Sunday, March 4, 2007

The Waste Land

Text: The Waste Land - T.S. Eliot; pgs 1430-1443

After reading The Waste Land by T.S. Eliot I feel more confused than I was before I read the text. I found The Waste Land to be a series of loops which were yearning to become straight lines and squares trying to fit into circular cut outs. Every time I thought to myself that something was making sense Eliot would steer the reader in a completely different direction and I would be lost in the sea of words yet again. I found this text, needless to say, frustrating. However, regardless of how often I felt as though I was drowning in a sea of words, I still find myself liking the modernists as well as The Waste Land by T.S. Eliot. Yet because I found this text to be quite confusing I must warn you that this post may be just as confusing as the text!

While reading The Waste Land I kept of list of everything that I found similar to other modernists we have covered so far and differences which I found. Throughout the entire text I only found two things which I thought were different from other modernists. Everything else I noticed or took away from The Waste Land seemed to be typical of a modernist. However, I do admit that because I found the text confusing I may have missed some critical differences or similarities. One can't be too sure when she spends most of the time looking at the piece as though it is written in a foreign language!
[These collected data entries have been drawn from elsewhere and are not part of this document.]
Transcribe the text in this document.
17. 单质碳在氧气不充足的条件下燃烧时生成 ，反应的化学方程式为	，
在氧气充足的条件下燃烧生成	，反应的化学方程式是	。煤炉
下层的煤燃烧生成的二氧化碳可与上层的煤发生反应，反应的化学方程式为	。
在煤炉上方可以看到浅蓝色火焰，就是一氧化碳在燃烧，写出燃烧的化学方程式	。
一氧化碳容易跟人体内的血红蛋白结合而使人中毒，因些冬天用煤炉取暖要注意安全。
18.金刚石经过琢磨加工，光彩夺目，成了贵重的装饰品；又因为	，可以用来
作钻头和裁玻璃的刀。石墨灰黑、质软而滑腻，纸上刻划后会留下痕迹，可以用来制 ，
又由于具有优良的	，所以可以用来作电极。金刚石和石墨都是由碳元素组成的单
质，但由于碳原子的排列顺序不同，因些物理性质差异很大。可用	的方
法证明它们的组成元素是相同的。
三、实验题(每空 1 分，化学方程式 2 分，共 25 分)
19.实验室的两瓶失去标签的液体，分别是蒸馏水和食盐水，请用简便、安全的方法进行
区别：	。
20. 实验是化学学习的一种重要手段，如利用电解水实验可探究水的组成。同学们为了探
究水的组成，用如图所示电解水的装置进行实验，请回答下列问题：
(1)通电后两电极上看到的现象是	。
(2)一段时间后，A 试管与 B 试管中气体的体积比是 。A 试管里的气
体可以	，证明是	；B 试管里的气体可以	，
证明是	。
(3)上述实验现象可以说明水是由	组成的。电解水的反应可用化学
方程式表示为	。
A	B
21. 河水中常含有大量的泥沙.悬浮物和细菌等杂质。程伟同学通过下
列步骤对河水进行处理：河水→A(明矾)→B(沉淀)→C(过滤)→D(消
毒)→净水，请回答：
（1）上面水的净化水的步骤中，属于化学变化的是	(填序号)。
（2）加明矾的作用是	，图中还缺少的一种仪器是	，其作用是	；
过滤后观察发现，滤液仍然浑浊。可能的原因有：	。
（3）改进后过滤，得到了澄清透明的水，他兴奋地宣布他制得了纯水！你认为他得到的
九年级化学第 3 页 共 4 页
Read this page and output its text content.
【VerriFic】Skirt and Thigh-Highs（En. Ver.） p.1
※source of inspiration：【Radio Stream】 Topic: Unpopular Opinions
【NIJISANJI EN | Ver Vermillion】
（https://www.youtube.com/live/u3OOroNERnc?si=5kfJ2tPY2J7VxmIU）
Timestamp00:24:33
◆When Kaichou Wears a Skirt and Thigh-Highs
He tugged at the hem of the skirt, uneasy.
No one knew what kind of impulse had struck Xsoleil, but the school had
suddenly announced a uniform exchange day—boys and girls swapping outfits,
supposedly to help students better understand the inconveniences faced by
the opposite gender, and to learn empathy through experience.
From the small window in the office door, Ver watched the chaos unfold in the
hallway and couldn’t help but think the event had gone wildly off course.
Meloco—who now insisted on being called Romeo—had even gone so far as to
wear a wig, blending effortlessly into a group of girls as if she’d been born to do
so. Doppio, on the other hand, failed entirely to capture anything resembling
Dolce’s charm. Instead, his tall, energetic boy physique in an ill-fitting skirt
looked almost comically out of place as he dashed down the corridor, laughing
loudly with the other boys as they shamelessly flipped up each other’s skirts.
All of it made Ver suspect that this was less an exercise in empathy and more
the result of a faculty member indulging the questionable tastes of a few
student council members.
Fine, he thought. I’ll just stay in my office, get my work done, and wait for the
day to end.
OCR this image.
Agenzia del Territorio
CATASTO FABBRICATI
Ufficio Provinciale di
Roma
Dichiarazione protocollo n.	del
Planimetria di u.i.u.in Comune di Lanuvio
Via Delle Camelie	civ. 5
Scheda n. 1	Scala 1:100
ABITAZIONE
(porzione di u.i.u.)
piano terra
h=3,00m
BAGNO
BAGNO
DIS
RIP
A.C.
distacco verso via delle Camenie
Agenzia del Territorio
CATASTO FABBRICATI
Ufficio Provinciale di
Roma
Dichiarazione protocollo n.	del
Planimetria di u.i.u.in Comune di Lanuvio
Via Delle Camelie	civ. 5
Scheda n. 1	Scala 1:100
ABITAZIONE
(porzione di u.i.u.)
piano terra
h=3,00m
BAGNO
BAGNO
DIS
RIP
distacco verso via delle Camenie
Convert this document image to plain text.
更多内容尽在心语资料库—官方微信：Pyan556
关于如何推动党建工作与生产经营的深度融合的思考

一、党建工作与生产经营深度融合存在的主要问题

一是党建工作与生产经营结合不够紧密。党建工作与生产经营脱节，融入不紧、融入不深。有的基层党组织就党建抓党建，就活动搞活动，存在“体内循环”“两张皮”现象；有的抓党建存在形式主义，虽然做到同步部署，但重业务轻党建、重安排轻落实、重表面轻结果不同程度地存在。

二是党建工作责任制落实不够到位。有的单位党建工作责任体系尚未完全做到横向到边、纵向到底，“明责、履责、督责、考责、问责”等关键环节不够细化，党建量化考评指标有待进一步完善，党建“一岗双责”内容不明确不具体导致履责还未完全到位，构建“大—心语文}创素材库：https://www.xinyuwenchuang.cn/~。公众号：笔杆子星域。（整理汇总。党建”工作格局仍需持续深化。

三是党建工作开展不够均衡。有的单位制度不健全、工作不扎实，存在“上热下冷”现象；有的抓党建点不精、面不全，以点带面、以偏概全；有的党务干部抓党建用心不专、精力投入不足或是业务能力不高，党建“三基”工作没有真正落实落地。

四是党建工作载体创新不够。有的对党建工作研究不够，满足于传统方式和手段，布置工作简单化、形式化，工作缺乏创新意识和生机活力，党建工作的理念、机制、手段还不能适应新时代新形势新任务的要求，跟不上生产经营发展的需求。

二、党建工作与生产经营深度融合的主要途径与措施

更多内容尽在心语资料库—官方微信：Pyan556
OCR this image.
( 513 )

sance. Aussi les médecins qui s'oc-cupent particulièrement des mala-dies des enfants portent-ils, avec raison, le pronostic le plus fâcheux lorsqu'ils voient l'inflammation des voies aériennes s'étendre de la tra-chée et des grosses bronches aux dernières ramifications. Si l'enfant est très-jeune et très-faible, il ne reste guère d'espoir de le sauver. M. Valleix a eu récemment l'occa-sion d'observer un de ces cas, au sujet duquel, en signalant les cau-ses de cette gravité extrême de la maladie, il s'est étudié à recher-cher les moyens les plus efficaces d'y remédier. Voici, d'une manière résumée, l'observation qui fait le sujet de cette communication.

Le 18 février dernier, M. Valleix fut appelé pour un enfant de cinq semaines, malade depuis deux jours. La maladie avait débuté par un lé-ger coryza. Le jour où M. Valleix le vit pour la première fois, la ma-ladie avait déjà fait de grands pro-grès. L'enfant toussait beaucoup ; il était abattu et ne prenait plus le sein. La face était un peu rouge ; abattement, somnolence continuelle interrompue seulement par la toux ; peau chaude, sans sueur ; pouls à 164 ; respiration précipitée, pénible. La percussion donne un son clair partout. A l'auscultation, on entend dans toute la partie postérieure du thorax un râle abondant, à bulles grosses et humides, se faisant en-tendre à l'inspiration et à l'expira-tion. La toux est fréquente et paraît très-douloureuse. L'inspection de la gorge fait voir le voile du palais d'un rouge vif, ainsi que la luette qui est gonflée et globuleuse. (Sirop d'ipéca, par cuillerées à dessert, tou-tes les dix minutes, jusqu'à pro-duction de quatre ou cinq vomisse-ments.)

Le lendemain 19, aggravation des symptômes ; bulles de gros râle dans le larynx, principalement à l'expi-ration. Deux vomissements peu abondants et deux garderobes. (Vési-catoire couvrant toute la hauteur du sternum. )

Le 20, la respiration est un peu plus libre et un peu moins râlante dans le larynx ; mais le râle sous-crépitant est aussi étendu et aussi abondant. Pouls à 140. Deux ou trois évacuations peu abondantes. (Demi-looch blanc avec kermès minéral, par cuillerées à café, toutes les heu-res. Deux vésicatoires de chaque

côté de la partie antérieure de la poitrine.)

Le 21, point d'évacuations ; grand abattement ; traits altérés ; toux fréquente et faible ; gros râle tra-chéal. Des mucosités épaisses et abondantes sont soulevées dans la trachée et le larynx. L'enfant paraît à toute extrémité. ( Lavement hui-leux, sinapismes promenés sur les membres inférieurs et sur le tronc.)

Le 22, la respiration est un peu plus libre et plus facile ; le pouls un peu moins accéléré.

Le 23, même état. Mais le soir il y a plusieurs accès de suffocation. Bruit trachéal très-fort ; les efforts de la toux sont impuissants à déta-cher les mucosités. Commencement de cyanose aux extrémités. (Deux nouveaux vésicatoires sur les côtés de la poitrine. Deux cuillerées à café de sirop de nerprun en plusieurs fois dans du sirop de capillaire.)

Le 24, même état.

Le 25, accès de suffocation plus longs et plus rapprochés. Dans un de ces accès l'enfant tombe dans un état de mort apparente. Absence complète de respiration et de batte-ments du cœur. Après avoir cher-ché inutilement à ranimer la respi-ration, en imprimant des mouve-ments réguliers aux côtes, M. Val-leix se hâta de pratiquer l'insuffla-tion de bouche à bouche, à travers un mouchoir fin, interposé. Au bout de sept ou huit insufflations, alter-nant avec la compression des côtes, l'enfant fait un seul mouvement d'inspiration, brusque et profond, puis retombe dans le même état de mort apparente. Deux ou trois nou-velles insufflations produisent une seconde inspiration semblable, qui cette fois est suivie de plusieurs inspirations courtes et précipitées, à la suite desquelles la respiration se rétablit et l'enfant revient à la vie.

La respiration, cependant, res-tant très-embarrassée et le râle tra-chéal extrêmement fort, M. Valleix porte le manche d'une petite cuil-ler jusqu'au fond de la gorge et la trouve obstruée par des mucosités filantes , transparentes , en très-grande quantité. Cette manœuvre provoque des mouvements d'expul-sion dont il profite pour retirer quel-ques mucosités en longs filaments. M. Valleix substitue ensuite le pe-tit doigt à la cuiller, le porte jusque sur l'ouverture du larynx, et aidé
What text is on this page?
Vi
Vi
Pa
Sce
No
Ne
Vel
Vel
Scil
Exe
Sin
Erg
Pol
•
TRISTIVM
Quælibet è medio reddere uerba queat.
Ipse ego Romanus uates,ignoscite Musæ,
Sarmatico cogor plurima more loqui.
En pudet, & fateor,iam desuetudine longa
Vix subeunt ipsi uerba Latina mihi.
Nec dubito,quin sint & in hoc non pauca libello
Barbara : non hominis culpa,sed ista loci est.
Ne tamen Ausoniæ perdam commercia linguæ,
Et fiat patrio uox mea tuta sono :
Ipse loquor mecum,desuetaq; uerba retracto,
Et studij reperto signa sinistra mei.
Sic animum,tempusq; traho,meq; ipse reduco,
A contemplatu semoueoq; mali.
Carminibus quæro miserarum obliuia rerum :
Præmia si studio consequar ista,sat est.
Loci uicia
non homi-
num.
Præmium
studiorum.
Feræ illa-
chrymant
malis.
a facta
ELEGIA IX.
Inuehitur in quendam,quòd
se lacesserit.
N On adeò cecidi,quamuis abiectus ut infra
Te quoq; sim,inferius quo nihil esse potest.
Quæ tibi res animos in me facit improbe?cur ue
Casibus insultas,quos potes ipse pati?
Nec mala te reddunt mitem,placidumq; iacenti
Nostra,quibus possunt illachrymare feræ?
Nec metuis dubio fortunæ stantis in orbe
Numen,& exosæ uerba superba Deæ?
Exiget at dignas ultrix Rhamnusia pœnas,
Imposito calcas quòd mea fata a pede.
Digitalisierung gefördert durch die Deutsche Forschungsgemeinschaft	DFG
There were several similarities I found with The Waste Land and texts written by other modernists. I noticed that there was a definitely fragmented outlook on everything presented, which is something which we identified with the modernists. Also the text seemed very impersonal, also common with the modernists. "I can connect/Nothing with nothing" (pg. 1439/lines 301-302) which to me means that the 'narrator' also feels isolated from everything. Nature seemed to be mention quite often, however, it was not an optimistic view of nature as it was with say Walt Whitman. Eliot seems to take a look at the darker side of nature; which is something I noticed with some other modernists we've studied thus far. Basically it seemed as though Eliot had a very bleak outlook on the world and society, which goes along with other modernists.

As I stated earlier I didn't find too much that was different about The Waste Land in comparison with other modernists we've studied. One thing I thought was different was the fact that this was sort of story like. It seemed to tell a story, which is not something we saw in other modernists texts (with the exception of Dorothy Parker's The Waltz). Another thing that I noticed which I thought was quite different from other modernists, was the structure which Eliot used. In a lot of other modernists texts the structure is unique and different than poets before. However, in Eliot's The Waste Land the structure seemed quite traditional. The stanzas seemed traditional as did his lines. What made The Waste Land so unique and considered a "modernist text" is the content and the way in which it is presented, not in the structure.